Weirdly, my children who normally turn their noses up at vegetables, have been scoffing their asparagus and asking for more this week.

Monday we had pan fried salmon with pan fried asparagus (just for a minute at the end).
Tuesday we had BBQ chicken with BBQ’d asparagus (just for a minute at the end).

I don’t know about this business of snapping them or cutting the end off – just cook it and let the eater decide how far down the stem s/he wants to eat.

As for the urine thing – this is a major selling point if you’re trying to get boys to eat asparagus – promise them something gross will happen and they’ll be right into it.

Henry, that was Solid Gold!

HenryBG 5:00 pm 13 Oct 14

Weirdly, my children who normally turn their noses up at vegetables, have been scoffing their asparagus and asking for more this week.

Monday we had pan fried salmon with pan fried asparagus (just for a minute at the end).
Tuesday we had BBQ chicken with BBQ’d asparagus (just for a minute at the end).

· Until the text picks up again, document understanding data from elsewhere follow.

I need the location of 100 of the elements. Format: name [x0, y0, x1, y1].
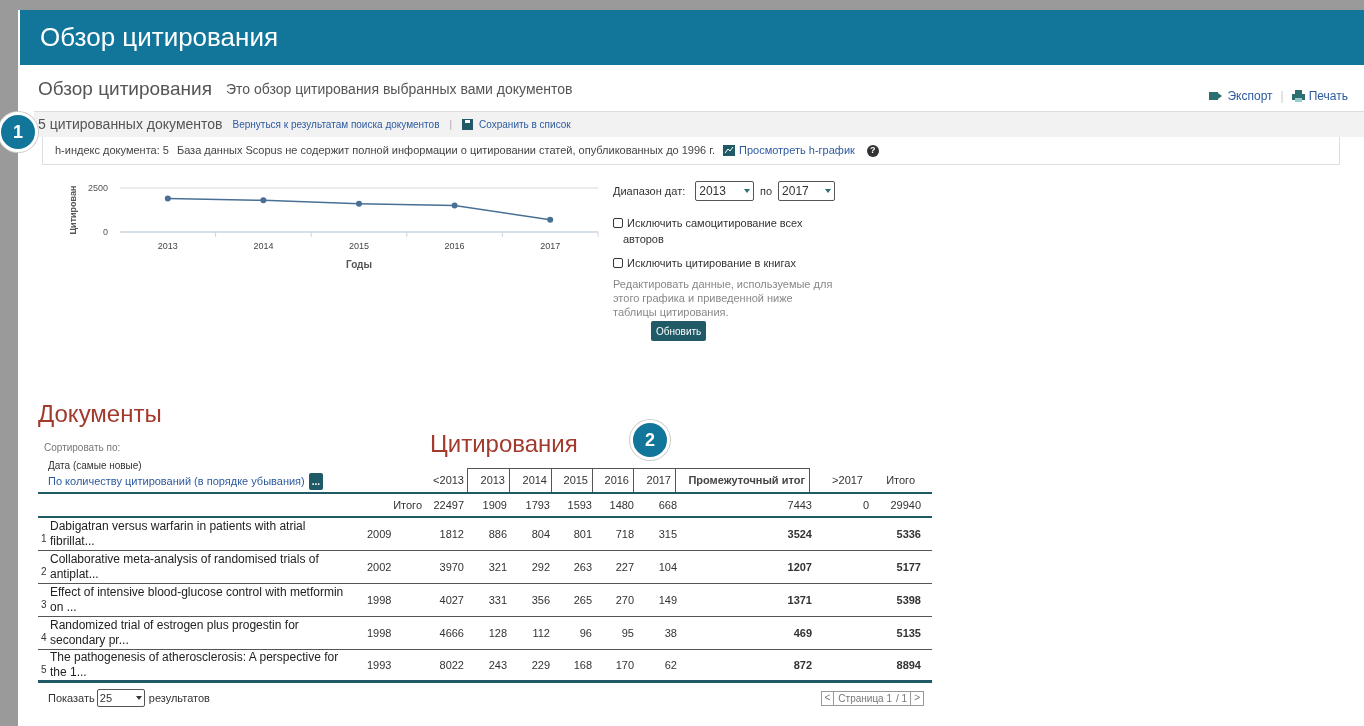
next-page-button[interactable]: > — [910, 691, 923, 705]
table-cell-text: 3970 — [438, 559, 465, 575]
sort-option[interactable]: По количеству цитирований (в порядке убывания) — [48, 473, 305, 490]
document-title-link[interactable]: Dabigatran versus warfarin in patients with atrial fibrillat... — [50, 519, 350, 549]
table-cell-text: 1793 — [524, 497, 551, 513]
checkbox[interactable] — [613, 258, 623, 268]
x-tick-label: 2017 — [540, 241, 561, 251]
table-cell-text: 5135 — [895, 625, 922, 641]
dropdown[interactable]: 2013 — [695, 181, 754, 201]
table-cell-text: 62 — [663, 657, 678, 673]
show-label: Показать — [48, 690, 95, 706]
page-title: Обзор цитирования — [40, 21, 279, 54]
table-cell-text: 8022 — [438, 657, 465, 673]
print-link[interactable]: Печать — [1291, 87, 1348, 105]
table-cell-text: 227 — [614, 559, 635, 575]
data-point — [356, 200, 362, 207]
citations-heading: Цитирования — [430, 430, 578, 458]
x-tick-label: 2015 — [349, 241, 369, 251]
previous-page-button[interactable]: < — [821, 691, 835, 705]
table-cell-text: 886 — [487, 526, 508, 542]
row-number: 2 — [40, 564, 48, 579]
back-link[interactable]: Вернуться к результатам поиска документов — [232, 117, 440, 132]
update-button[interactable]: Обновить — [651, 321, 707, 341]
printer-icon — [1291, 90, 1305, 102]
document-title-link[interactable]: Collaborative meta-analysis of randomised trials of antiplat... — [50, 552, 350, 582]
page-label: Страница 1 — [837, 691, 894, 706]
x-tick-label: 2016 — [444, 241, 465, 251]
table-cell-text: 96 — [578, 625, 593, 641]
table-cell-text: 5398 — [895, 592, 922, 608]
table-cell-text: 170 — [614, 657, 635, 673]
table-cell-text: 718 — [614, 526, 635, 542]
annotation-badge: 2 — [630, 420, 670, 460]
table-cell-text: 22497 — [432, 497, 465, 513]
table-cell-text: 4666 — [438, 625, 465, 641]
edit-data-hint: Редактировать данные, используемые для этого графика и приведенной ниже таблицы цитирования. — [613, 277, 834, 319]
data-point — [260, 197, 267, 204]
table-cell-text: 1909 — [481, 497, 508, 513]
column-header: Итого — [885, 472, 916, 488]
sort-option[interactable]: Дата (самые новые) — [48, 458, 142, 473]
table-cell-text: 804 — [530, 526, 551, 542]
page-total: / 1 — [896, 691, 909, 706]
table-cell-text: 243 — [487, 657, 508, 673]
table-cell-text: 168 — [572, 657, 593, 673]
table-cell-text: 1593 — [566, 497, 593, 513]
year-cell-text: 1998 — [367, 592, 392, 608]
x-tick-label: 2013 — [157, 241, 178, 251]
section-title: Обзор цитирования — [38, 76, 212, 101]
document-title-link[interactable]: Effect of intensive blood-glucose control with metformin on ... — [50, 585, 350, 615]
h-graph-link[interactable]: Просмотреть h-график — [723, 142, 855, 159]
page-size-dropdown[interactable]: 25 — [96, 689, 145, 707]
table-cell-text: 263 — [572, 559, 593, 575]
table-cell-text: 112 — [531, 625, 551, 641]
sort-label: Сортировать по: — [44, 441, 122, 455]
table-cell-text: 1371 — [786, 592, 813, 608]
h-index-text: h-индекс документа: 5 — [55, 143, 169, 159]
table-cell-text: 0 — [861, 497, 870, 513]
data-point — [164, 195, 171, 202]
table-cell-text: 668 — [657, 497, 678, 513]
to-label: по — [759, 183, 773, 199]
x-tick-label: 2014 — [253, 241, 274, 251]
checkbox-label: Исключить самоцитирование всех авторов — [623, 216, 804, 247]
table-cell-text: 801 — [572, 526, 593, 542]
table-cell-text: 128 — [487, 625, 508, 641]
results-label: результатов — [148, 690, 210, 706]
dropdown[interactable]: 2017 — [778, 181, 835, 201]
table-cell-text: 469 — [792, 625, 813, 641]
annotation-badge: 1 — [0, 112, 38, 152]
row-number: 1 — [40, 531, 48, 546]
checkbox-label: Исключить цитирование в книгах — [626, 256, 796, 271]
y-axis-title: Цитирован — [68, 185, 78, 235]
table-cell-text: 356 — [530, 592, 551, 608]
x-axis-title: Годы — [346, 259, 372, 270]
document-title-link[interactable]: The pathogenesis of atherosclerosis: A perspective for the 1... — [50, 650, 350, 680]
table-cell-text: 7443 — [786, 497, 813, 513]
total-label: Итого — [393, 497, 422, 513]
year-cell-text: 1993 — [367, 657, 392, 673]
checkbox[interactable] — [613, 218, 623, 228]
table-cell-text: 229 — [530, 657, 551, 673]
table-cell-text: 1480 — [608, 497, 635, 513]
table-cell-text: 149 — [657, 592, 678, 608]
data-point — [547, 216, 554, 223]
export-link[interactable]: Экспорт — [1209, 87, 1273, 105]
row-number: 3 — [40, 597, 48, 612]
caret-icon — [135, 696, 142, 700]
year-cell-text: 1998 — [367, 625, 392, 641]
document-title-link[interactable]: Randomized trial of estrogen plus progestin for secondary pr... — [50, 618, 350, 648]
table-cell-text: 331 — [487, 592, 508, 608]
separator: | — [449, 118, 453, 132]
document-count: 5 цитированных документов — [38, 115, 223, 134]
more-button[interactable]: ... — [308, 473, 324, 490]
separator: | — [1280, 88, 1284, 105]
table-cell-text: 95 — [620, 625, 635, 641]
help-icon[interactable]: ? — [866, 144, 879, 157]
table-cell-text: 315 — [657, 526, 678, 542]
scopus-note: База данных Scopus не содержит полной информации о цитировании статей, опубликованных до 1996 г. — [176, 143, 715, 159]
save-link[interactable]: Сохранить в список — [462, 117, 571, 132]
table-cell-text: 872 — [792, 657, 813, 673]
table-cell-text: 8894 — [895, 657, 922, 673]
chart-icon — [723, 145, 735, 156]
caret-icon — [825, 189, 831, 193]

I don’t know about this business of snapping them or cutting the end off – just cook it and let the eater decide how far down the stem s/he wants to eat.

As for the urine thing – this is a major selling point if you’re trying to get boys to eat asparagus – promise them something gross will happen and they’ll be right into it.

dungfungus 2:10 pm 13 Oct 14

I love asparagus, especially the low prices available now. It goes with almost anything (even my favourite takeaway, the Chiko roll).
Judging from the neglible comment on this thread one would think that all our readers live on is coffee and kebabs (peasants!).
The one problem is the after smell, in urine.
I think if food scientists could remove the thing in asparagus that creates this problem then farmers would sell a lot more.